La seconda metà dell’ottocento, caratterizzata dall’acuirsi della crisi dell’economia contadina, vede, come conseguenza, due fenomeni che danno un po’ di respiro all’economia valligiana, l’emigrazione transoceanica e l’inizio dei traffici di contrabbando, che caratterizzeranno anche la prima metà del novecento. La redditività di questi traffici, non era proporzionata agli sforzi ed ai rischi connessi. Ma, in periodi di stenti diffusi, anche una modesta integrazione del reddito delle magre economie contadine era di vitale importanza. Una certa incoscienza e la vigoria fisica della giovane età erano componenti essenziali di quelle traversate, che erano, spesso, autentici tour de force. Si procedeva in squadre di 10-12 persone, nella buona stagione ma anche in quella invernale, alternandosi, nel tracciare la via fra la neve spesso alta, a 7-8 passi ciascuno, perché lo sforzo del battipista è assai maggiore di quello di chi segue. Si procedeva con il prezioso carico, 25-30 kg circa a spalla, pronti a nasconderlo in un luogo sicuro al primo sentore di un possibile incontro-scontro con gli avversari di sempre, i finanzieri. Il percorso più battuto passava per il passo di Canciano (m. 2464), che si immette nella val Poschiavina; la sorveglianza dei finanzieri all’alpe di Gera veniva poi talvolta elusa mediante una traversata attraverso il ghiacciaio di Fellaria fino all’alpe omonima. Qualche volta, però, si incappava nei militi, e si doveva lasciare il carico seminascosto nella neve, tornando precipitosamente al passo; il carico, se andava bene, veniva poi recuperato a distanza di tempo. Assai praticati era anche il vicino passo di Campagneda (m. 2632), con accesso diretto alla conca delle alpi Campagneda e Prabello, e, più a nord, il passo Confinale (m. 2628), con discesa all’alpe Gembré, quando si supponeva che questi alpeggi fossero “liberi”. I finanzieri erano chiamati popolarmente “panàu” (dal nome di un leggendario uccello rapace scomparso dalla valle) e sceglievano appostamenti strategici per sorprendere i contrabbandieri, sassi o baite che da loro prendevano il nome. Un “sas di panàu” (o “böc’ di panàu”) è segnalato anche nel territorio di Caspoggio, nei boschi del Castello (dove si vedono ancora i ruderi dell’antichissimo castello di Caspoggio), all’inizio della “strada di bragùn”, che porta all’attuale area per la raccolta differenziata.

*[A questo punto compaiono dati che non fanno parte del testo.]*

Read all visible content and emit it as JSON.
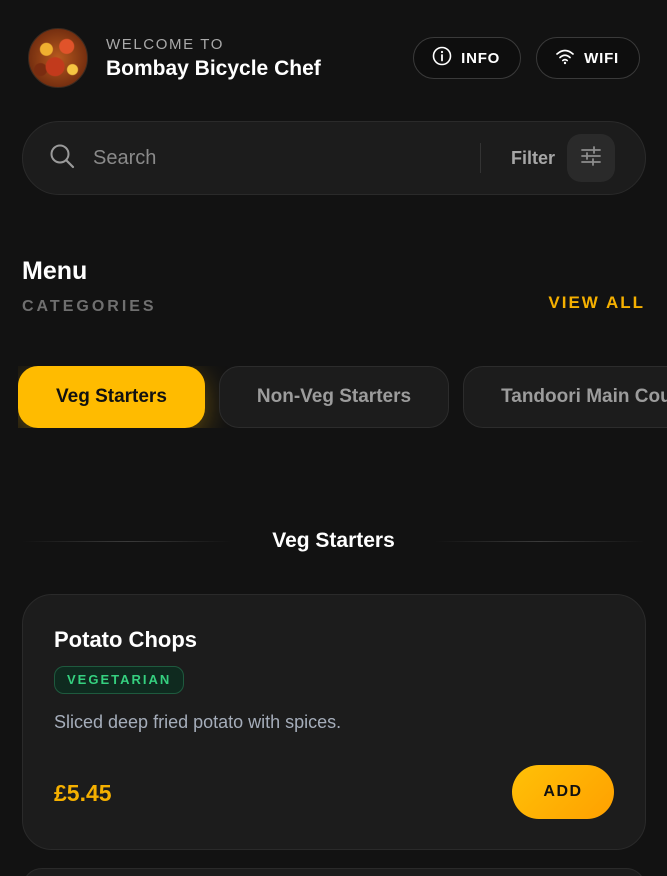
{
  "header": {
    "welcome": "WELCOME TO",
    "restaurant_name": "Bombay Bicycle Chef",
    "info_label": "INFO",
    "wifi_label": "WIFI"
  },
  "search": {
    "placeholder": "Search",
    "value": "",
    "filter_label": "Filter"
  },
  "menu": {
    "title": "Menu",
    "subtitle": "CATEGORIES",
    "view_all": "VIEW ALL"
  },
  "categories": [
    {
      "label": "Veg Starters",
      "active": true
    },
    {
      "label": "Non-Veg Starters",
      "active": false
    },
    {
      "label": "Tandoori Main Course",
      "active": false
    }
  ],
  "section": {
    "title": "Veg Starters"
  },
  "items": [
    {
      "name": "Potato Chops",
      "badge": "VEGETARIAN",
      "description": "Sliced deep fried potato with spices.",
      "price": "£5.45",
      "add_label": "ADD"
    }
  ],
  "icons": {
    "info": "info-icon",
    "wifi": "wifi-icon",
    "search": "search-icon",
    "filter": "sliders-icon"
  },
  "colors": {
    "background": "#121212",
    "accent": "#FFBB00",
    "vegetarian": "#35D07F",
    "card": "#1C1C1C"
  }
}
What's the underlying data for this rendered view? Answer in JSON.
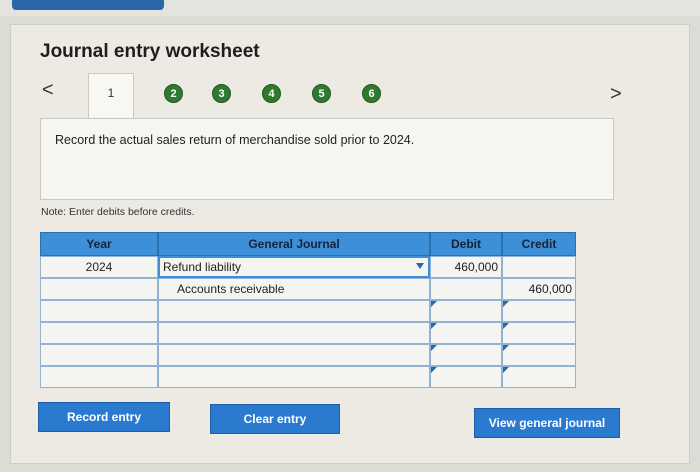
{
  "title": "Journal entry worksheet",
  "nav": {
    "prev": "<",
    "next": ">"
  },
  "steps": [
    "1",
    "2",
    "3",
    "4",
    "5",
    "6"
  ],
  "instruction": "Record the actual sales return of merchandise sold prior to 2024.",
  "note": "Note: Enter debits before credits.",
  "table": {
    "headers": {
      "year": "Year",
      "journal": "General Journal",
      "debit": "Debit",
      "credit": "Credit"
    },
    "rows": [
      {
        "year": "2024",
        "account": "Refund liability",
        "debit": "460,000",
        "credit": ""
      },
      {
        "year": "",
        "account": "Accounts receivable",
        "debit": "",
        "credit": "460,000"
      },
      {
        "year": "",
        "account": "",
        "debit": "",
        "credit": ""
      },
      {
        "year": "",
        "account": "",
        "debit": "",
        "credit": ""
      },
      {
        "year": "",
        "account": "",
        "debit": "",
        "credit": ""
      },
      {
        "year": "",
        "account": "",
        "debit": "",
        "credit": ""
      }
    ]
  },
  "buttons": {
    "record": "Record entry",
    "clear": "Clear entry",
    "view": "View general journal"
  },
  "colors": {
    "step_complete": "#2f7a2f",
    "header": "#3d8fd8",
    "button": "#2a7bd0"
  }
}
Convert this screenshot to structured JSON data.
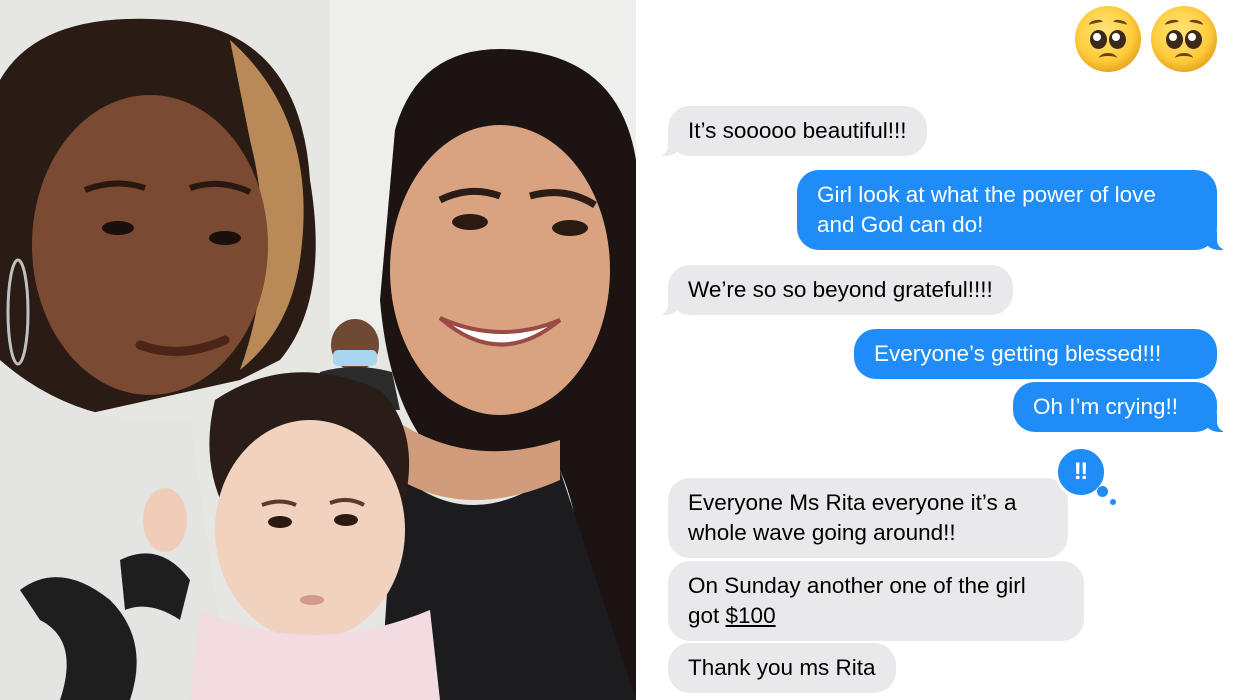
{
  "photo": {
    "alt": "Selfie of two smiling women holding a baby"
  },
  "header_reaction": {
    "emojis": [
      "pleading-face",
      "pleading-face"
    ]
  },
  "messages": [
    {
      "id": "m1",
      "direction": "incoming",
      "text": "It’s sooooo beautiful!!!"
    },
    {
      "id": "m2",
      "direction": "outgoing",
      "text": "Girl look at what the power of love\nand God can do!"
    },
    {
      "id": "m3",
      "direction": "incoming",
      "text": "We’re so so beyond grateful!!!!"
    },
    {
      "id": "m4",
      "direction": "outgoing",
      "text": "Everyone’s getting blessed!!!"
    },
    {
      "id": "m5",
      "direction": "outgoing",
      "text": "Oh I’m crying!!"
    },
    {
      "id": "m6",
      "direction": "incoming",
      "text": "Everyone Ms Rita everyone it’s a\nwhole wave going around!!"
    },
    {
      "id": "m7",
      "direction": "incoming",
      "text_before": "On Sunday another one of the girl\ngot ",
      "amount": "$100"
    },
    {
      "id": "m8",
      "direction": "incoming",
      "text": "Thank you ms Rita"
    }
  ],
  "tapback": {
    "symbol": "‼",
    "icon": "exclamation-tapback-icon"
  },
  "colors": {
    "incoming_bubble": "#e9e9eb",
    "outgoing_bubble": "#1f8cf7",
    "background": "#ffffff"
  }
}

Nel 1904 la ditta Negrini costruì la centralina sulla Roggia, in località Albertazzi, che fornì al paese energia elettrica. Nel periodo fra le due guerre la popolazione continuò ad aumentare: gli abitanti erano 949 nel 1921, 999 nel 1931 e 1048 nel 1936.

Nel secondo dopoguerra la curva demografica cresce fino alle soglie del terzo millennio: gli abitanti erano 1298 nel 1951, 1511 nel 1961, 1589 nel 1971, 1543 nel 1981, 1603 nel 1991, 1586 nel 2001 ed infine 1567 nel 2006. Il sensibile balzo in avanti fra la seconda metà degli anni cinquanta e la metà degli anni sessanta è legato anche ad una vera e propria svolta nella vita economica del paese: “Caspoggio… aveva già nel 1952 iniziato a progettare la sua seggiovia; che tra il ’57 ed il ’60 venne portata a termine, lasciando indietro tutto il resto della valle, per non dire gran parte della stessa provincia di Sondrio. Nel giro di brevissimo tempo Caspoggio divenne infatti uno dei poli sciistici più importanti della Valtellina. Il villaggio, sino ad allora un po’ marginale rispetto ad altri centri malenchi sul piano turistico, balzò all’attenzione del mondo sportivo invernale…” (Eliana e Nemo Canetta, op. cit.).